'Two dozen' blamed for Iraqi prisoner abuse

An Army investigation into the abuse of inmates at Iraq’s Abu Ghraib prison will blame two dozen people, a senior defence official said in Washington.

'Two dozen' blamed for Iraqi prisoner abuse

An Army investigation into the abuse of inmates at Iraq’s Abu Ghraib prison will blame two dozen people, a senior defence official said in Washington.

The official provided no details of the report.

However, The New York Times said the inquiry found no evidence of direct blame above the rank of the colonel who commanded the military intelligence unit at the prison.

Photos of the prisoner abuse, which included beatings and sexual humiliation, created a worldwide scandal when they were published in April.

The Times reported the inquiry found that senior American commanders created conditions that allowed abuses to occur at the prison because they failed to provide leadership and sufficient resources.

The report will also cite military medical personnel who saw or learned of abuse when treating injured detainees but did not report it up the chain of command, the Times said.

Major General George Fay opened the inquiry, which will blame military intelligence personnel, civilian contractors and Central Intelligence Agency officers, the newspaper reported. The report will run to thousands of pages.

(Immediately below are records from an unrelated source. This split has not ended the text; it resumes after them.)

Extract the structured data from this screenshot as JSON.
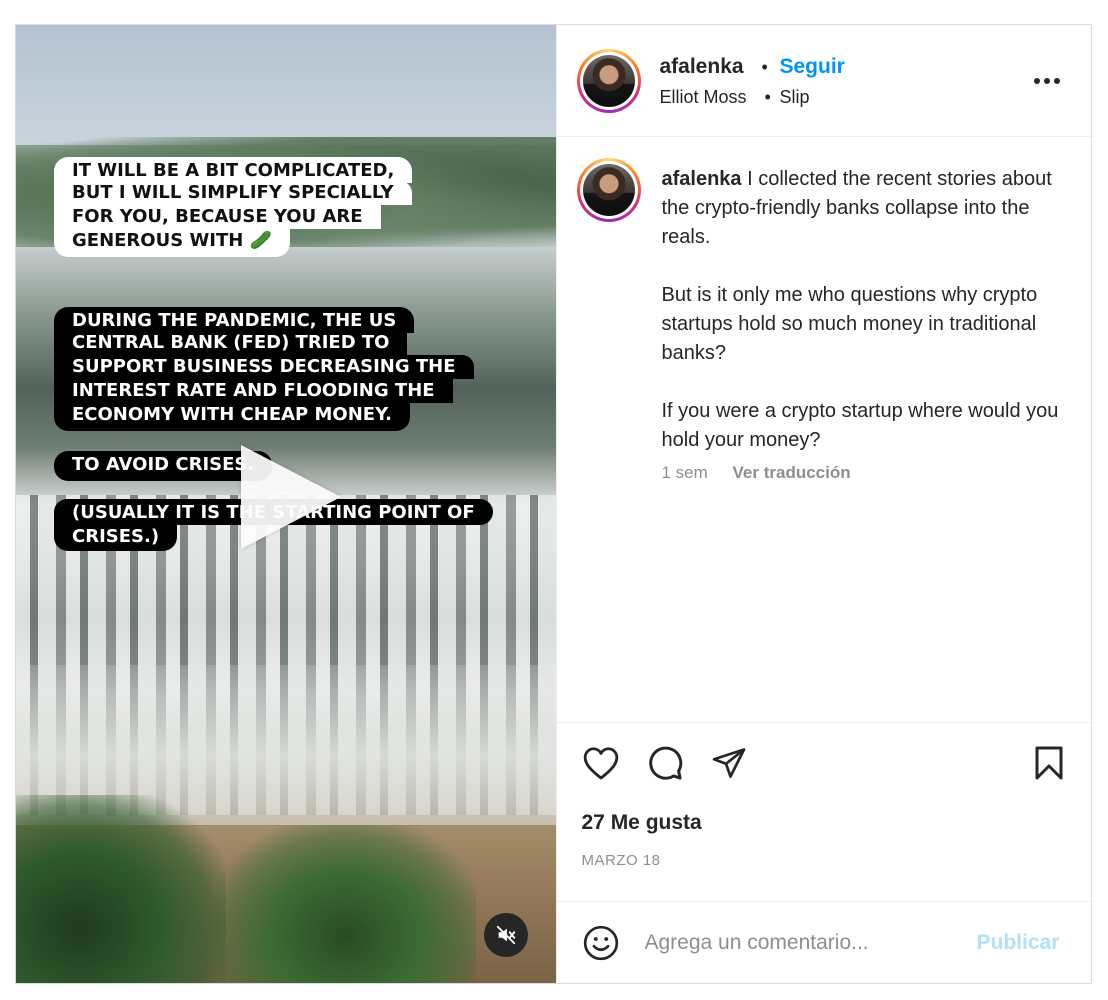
{
  "post": {
    "author": {
      "username": "afalenka",
      "follow_label": "Seguir",
      "audio": "Elliot Moss",
      "audio_sep": "•",
      "audio_title": "Slip",
      "dot": "•"
    },
    "media": {
      "captions": [
        "IT WILL BE A BIT COMPLICATED,",
        "BUT I WILL  SIMPLIFY SPECIALLY",
        "FOR YOU, BECAUSE YOU ARE",
        "GENEROUS WITH 🥒",
        "DURING THE PANDEMIC, THE US",
        "CENTRAL BANK (FED) TRIED TO",
        "SUPPORT BUSINESS DECREASING THE",
        "INTEREST RATE AND FLOODING THE",
        "ECONOMY WITH CHEAP MONEY.",
        "TO AVOID CRISES.",
        "(USUALLY IT IS THE STARTING POINT OF",
        "CRISES.)"
      ]
    },
    "caption": {
      "username": "afalenka",
      "paragraphs": [
        "I collected the recent stories about the crypto-friendly banks collapse into the reals.",
        "But is it only me who questions why crypto startups hold so much money in traditional banks?",
        "If you were a crypto startup where would you hold your money?"
      ],
      "time": "1 sem",
      "translate_label": "Ver traducción"
    },
    "likes": "27 Me gusta",
    "date": "MARZO 18",
    "composer": {
      "placeholder": "Agrega un comentario...",
      "publish_label": "Publicar"
    },
    "icons": {
      "like": "heart-icon",
      "comment": "comment-icon",
      "share": "send-icon",
      "save": "bookmark-icon",
      "emoji": "emoji-icon",
      "mute": "speaker-muted-icon",
      "more": "more-icon",
      "play": "play-icon"
    },
    "colors": {
      "link": "#0095f6",
      "publish_disabled": "#b2dffc",
      "secondary_text": "#8e8e8e"
    }
  }
}
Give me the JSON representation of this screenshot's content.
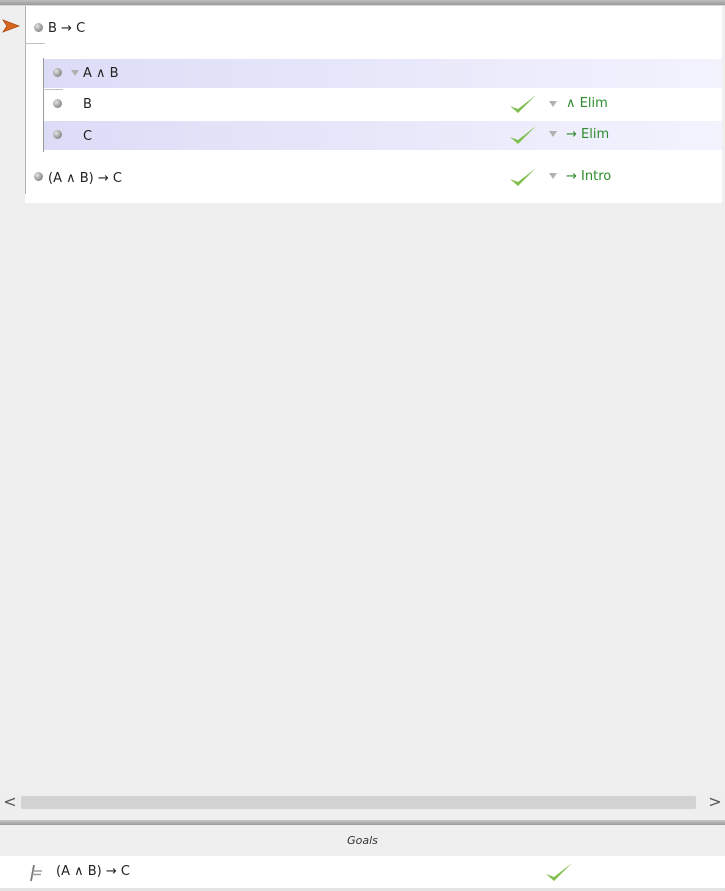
{
  "proof": {
    "current_line_marker": "arrow-right",
    "lines": [
      {
        "formula": "B → C",
        "justified": false,
        "rule": ""
      },
      {
        "formula": "A ∧ B",
        "justified": false,
        "rule": ""
      },
      {
        "formula": "B",
        "justified": true,
        "rule": "∧ Elim"
      },
      {
        "formula": "C",
        "justified": true,
        "rule": "→ Elim"
      },
      {
        "formula": "(A ∧ B) → C",
        "justified": true,
        "rule": "→ Intro"
      }
    ]
  },
  "scrollbar": {
    "left_glyph": "<",
    "right_glyph": ">"
  },
  "goals": {
    "header": "Goals",
    "items": [
      {
        "icon": "turnstile-icon",
        "formula": "(A ∧ B) → C",
        "status": "check"
      }
    ]
  },
  "colors": {
    "highlight_row": "#e7e7fb",
    "check_green": "#7fbf4f",
    "rule_text": "#2e8b2e",
    "arrow_orange": "#d9661f"
  }
}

Senior officers in Baghdad and in Washington were not found to have played a role in ordering or allowing the abuse.

“There was no direct policy directives out of the Pentagon that caused this,” said an unidentified official quoted by the Times. The official said that Lieut General Ricardo Sanchez, the former top commander in Iraq, did not issue orders to abuse detainees.

However, the report will say that inadequate oversight and discipline created an environment in which changing guidelines for supervising and questioning 45,000 detainees throughout Iraq could be ignored.

Another official said the report found there were two kinds of abuse: violent or sexual abuse that was intentional and abuse that was a result of misinterpretation of changing procedures.

Seven military police soldiers have been charged, and one pleaded guilty in exchange for his testimony against the others.